Full annulus numerical study of hot streaks propagation in a hydrogen-rich syngas-fired heavy duty axial turbine

Abstract

This paper presents a study of the effect of fuel composition on hot streaks propagation in a high-pressure turbine using a full annulus unsteady computational fluid dynamics analysis of the first two stages. Hot streaks result from the inherent non-uniformities of temperature profiles at the exit of the combustion chamber. Variations in composition arise from current challenges requiring gas turbines to adapt to fuel variations driven by the need to reduce CO2 emissions through the use of synthetic hydrogen-rich fuels (syngas) typically generated from the gasification of coal or solid waste. Syngas containing 80% hydrogen has been used in this study in a heavy duty gas turbine modified to accommodate the low calorific value fuel. Calculations were conducted on the baseline gas turbine originally designed for natural gas for the comparative study. Applying combustor representative hot streak profiles, analyses were performed for different hot streak distributions and locations. Analysis of results focused on the segregation of cold and hot fluid patterns and the effects of hot streaks on secondary flows and temperature re-distributions up to the second turbine stage. The hot flow pattern is affected by the fuel composition, resulting in more concentrated thermal wake shapes for syngas when compared to the reference natural gas fuel.
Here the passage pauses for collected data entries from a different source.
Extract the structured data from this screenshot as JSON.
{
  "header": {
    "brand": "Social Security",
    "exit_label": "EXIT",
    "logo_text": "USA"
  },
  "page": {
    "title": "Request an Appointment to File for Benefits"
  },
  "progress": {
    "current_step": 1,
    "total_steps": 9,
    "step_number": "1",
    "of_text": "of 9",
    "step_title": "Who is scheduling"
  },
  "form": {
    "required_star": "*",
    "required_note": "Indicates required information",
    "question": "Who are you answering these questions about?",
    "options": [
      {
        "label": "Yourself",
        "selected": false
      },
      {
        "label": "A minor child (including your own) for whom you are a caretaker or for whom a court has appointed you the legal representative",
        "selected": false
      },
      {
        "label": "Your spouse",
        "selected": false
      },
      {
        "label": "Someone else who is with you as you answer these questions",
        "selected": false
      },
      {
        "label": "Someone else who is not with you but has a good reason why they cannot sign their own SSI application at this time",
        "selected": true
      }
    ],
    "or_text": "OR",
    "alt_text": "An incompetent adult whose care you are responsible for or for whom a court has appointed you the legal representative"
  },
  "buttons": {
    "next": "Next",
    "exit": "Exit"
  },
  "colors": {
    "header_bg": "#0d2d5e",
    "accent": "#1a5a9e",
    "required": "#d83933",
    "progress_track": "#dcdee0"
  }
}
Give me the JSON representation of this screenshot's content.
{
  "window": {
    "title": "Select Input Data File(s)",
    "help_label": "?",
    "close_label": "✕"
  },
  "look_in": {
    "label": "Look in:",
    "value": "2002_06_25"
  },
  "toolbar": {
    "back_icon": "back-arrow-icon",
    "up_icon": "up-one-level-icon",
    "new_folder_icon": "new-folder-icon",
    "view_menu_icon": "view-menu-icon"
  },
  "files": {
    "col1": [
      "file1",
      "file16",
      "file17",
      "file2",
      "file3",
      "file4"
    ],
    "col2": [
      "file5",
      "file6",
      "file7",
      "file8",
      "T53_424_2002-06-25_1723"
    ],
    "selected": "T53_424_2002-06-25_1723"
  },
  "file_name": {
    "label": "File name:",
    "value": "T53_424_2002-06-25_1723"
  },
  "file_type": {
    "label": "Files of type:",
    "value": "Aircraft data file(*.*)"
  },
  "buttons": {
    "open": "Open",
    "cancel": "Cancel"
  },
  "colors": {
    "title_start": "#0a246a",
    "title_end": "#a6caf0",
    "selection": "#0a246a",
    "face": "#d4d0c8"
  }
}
In effect, the interaction with the secondary flow leads to more intense flow turning of the pressure side leg of the horseshoe vortex in the first rotor passage. The higher temperature levels in the case of syngas, in combination with the effect of the enhanced secondary flow, result in higher radial spread of the hot fluid that tends to migrate towards the blade hub and tip with the effects being obvious further downstream the first turbine stage.